To-day he boldly faced the haunting doubt if he were really a great man; if his success in England, as well as his phenomenal self-confidence, had not been merely the result of an inordinate ambition fed by fortuitous circumstances. He recalled that from childhood his grandfather and his mother had practically decreed that the bright, lovable, mischievous boy was to be a great man; that as he grew older the entire family connection joined the conspiracy. It is easy enough to believe in yourself when the world believes in you, and easy enough to make the world take you at your own valuation when you have a powerful backing, a reasonable amount of cleverness, a sublime audacity, the power of speech, and a happy series of accidents. Were all great men two-thirds accidental or manufactured? He felt inclined to believe it, but while it soothed his torn and throbbing pride, it by no means lessened his apprehension.

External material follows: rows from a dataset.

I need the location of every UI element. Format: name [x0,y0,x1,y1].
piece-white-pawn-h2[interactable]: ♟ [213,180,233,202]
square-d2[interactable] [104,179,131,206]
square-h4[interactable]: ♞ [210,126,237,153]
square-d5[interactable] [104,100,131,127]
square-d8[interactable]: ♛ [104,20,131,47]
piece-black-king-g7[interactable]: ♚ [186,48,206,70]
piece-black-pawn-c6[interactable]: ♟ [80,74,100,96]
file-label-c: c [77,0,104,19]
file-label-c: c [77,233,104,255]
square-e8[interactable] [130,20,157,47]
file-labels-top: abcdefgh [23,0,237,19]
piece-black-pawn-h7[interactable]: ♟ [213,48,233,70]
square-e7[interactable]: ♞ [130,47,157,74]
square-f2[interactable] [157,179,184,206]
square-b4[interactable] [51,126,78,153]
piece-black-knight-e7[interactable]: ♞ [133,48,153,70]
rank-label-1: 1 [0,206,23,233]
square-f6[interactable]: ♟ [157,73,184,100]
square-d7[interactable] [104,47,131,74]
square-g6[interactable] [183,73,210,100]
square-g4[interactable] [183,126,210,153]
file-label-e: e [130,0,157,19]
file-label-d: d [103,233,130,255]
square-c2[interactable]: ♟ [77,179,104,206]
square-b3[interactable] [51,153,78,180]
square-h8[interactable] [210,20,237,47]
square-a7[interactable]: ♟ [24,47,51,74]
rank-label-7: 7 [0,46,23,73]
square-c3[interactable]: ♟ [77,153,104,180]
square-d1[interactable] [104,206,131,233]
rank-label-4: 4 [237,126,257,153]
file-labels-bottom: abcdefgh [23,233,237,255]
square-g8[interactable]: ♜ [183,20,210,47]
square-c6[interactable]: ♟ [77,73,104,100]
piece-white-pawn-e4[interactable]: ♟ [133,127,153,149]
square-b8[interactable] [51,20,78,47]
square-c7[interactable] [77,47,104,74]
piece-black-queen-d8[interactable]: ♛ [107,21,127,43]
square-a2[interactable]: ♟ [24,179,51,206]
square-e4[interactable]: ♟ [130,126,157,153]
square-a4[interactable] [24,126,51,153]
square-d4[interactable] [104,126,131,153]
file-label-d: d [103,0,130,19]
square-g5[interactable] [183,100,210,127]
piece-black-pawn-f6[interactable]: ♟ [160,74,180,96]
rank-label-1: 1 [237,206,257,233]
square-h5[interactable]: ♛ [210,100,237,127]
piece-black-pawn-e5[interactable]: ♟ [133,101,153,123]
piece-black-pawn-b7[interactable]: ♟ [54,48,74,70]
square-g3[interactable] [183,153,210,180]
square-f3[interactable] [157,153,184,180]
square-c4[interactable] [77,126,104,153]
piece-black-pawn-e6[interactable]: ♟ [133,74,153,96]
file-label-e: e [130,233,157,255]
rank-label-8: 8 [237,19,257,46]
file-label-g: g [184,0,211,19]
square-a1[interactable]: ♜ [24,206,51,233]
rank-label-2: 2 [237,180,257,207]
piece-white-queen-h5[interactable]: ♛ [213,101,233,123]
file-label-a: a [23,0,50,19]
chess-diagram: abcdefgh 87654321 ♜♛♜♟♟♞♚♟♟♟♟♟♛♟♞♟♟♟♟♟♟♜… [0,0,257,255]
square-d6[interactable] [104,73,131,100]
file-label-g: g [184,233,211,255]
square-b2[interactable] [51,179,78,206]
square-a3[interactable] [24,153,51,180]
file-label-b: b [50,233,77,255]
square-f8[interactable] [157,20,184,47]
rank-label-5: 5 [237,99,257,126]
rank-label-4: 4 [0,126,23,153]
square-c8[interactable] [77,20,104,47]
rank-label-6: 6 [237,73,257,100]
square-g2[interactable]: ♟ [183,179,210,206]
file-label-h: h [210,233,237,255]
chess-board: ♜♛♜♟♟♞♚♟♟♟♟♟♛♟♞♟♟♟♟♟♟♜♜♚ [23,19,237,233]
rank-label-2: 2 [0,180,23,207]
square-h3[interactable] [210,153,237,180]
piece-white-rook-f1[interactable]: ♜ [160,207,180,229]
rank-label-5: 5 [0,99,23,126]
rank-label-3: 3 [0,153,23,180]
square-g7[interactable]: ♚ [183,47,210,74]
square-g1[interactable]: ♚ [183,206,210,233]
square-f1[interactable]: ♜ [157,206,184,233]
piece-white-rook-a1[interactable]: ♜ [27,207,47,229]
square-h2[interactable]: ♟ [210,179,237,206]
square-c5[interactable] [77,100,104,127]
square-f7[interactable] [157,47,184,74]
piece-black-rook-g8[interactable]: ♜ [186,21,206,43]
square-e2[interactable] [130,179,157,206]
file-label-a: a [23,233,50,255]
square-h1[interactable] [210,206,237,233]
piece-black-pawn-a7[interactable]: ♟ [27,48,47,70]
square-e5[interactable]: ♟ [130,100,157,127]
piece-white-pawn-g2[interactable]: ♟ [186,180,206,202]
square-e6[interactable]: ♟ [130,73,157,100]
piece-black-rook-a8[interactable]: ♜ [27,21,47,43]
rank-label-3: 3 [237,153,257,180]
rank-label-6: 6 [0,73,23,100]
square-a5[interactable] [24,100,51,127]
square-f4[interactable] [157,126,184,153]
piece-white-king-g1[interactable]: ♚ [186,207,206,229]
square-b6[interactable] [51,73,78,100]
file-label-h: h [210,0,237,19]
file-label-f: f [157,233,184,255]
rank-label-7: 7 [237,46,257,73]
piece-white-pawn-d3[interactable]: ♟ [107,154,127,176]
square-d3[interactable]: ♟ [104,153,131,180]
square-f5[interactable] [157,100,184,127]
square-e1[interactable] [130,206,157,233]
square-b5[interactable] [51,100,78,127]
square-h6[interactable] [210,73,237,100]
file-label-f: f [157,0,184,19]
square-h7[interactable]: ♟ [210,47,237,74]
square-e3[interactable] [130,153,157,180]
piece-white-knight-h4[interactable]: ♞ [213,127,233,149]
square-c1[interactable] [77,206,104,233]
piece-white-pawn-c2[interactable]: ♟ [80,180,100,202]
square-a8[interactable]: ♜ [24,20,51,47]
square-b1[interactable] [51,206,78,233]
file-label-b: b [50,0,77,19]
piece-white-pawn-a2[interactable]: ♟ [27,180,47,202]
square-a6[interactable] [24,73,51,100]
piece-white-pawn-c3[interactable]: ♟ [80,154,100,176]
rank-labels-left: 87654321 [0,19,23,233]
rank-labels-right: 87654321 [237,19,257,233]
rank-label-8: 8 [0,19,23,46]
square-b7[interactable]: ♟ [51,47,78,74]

Was he not a great man, even so? He felt anything but a great man at the moment. He recalled that he had indulged in few lapses into complacency since his departure incognito from England, and that he had deliberately held self-analysis at bay by incessant travel and a compulsory interest in subjects that did not appeal to him in the least. It was this absence of interest after close upon a year in the country that appalled him as much as his inner visioning. He hated the country. He hated its politics, both parties impartially. He hated all the questions that absorbed the American mind, from graft to negroes. He had sat in the Congressional galleries in Washington, attended political meetings wherever he could obtain admittance, studied the press in even the smaller towns, travelled through the South and relieved himself of whatever abstract sympathy he may have cherished for the colored race, visited the sweat-shops of New York, the meat-packing establishments of Chicago, the factories of New England, every phase of the great civilization he knew of; and while he found much to admire and condemn, both left him evenly indifferent. With all his soul he longed for England. She might have her selfishness and her snobberies, lingering taints in her political system, but she stood at the apex of civilization, and her very faults were interesting; far removed from the brazen crudities of the New World's struggle for wealth and power. And although the blood of reformers was in his veins, and in his secret soul he was an idealist to the point of knight-errantry, the desire for reform had ebbed out of him during his American exile. And he knew the fate of a good many American reformers. There were several in high places at present, cheerfully trimmed down from the statesman to the political ideal. Julia Kaye—clever woman!—had put the matter into an epigram. The American statesman was the superior politician.
And how was he, out of tune with every phase of the country, to find the ghost of an opportunity to lead it? He was no actor. If he had a merit it was sincerity, a contempt for subterfuge as beneath both his powers and the lofty position to which he had been born. Moreover, he was honest; an equally aristocratic failing and drawback.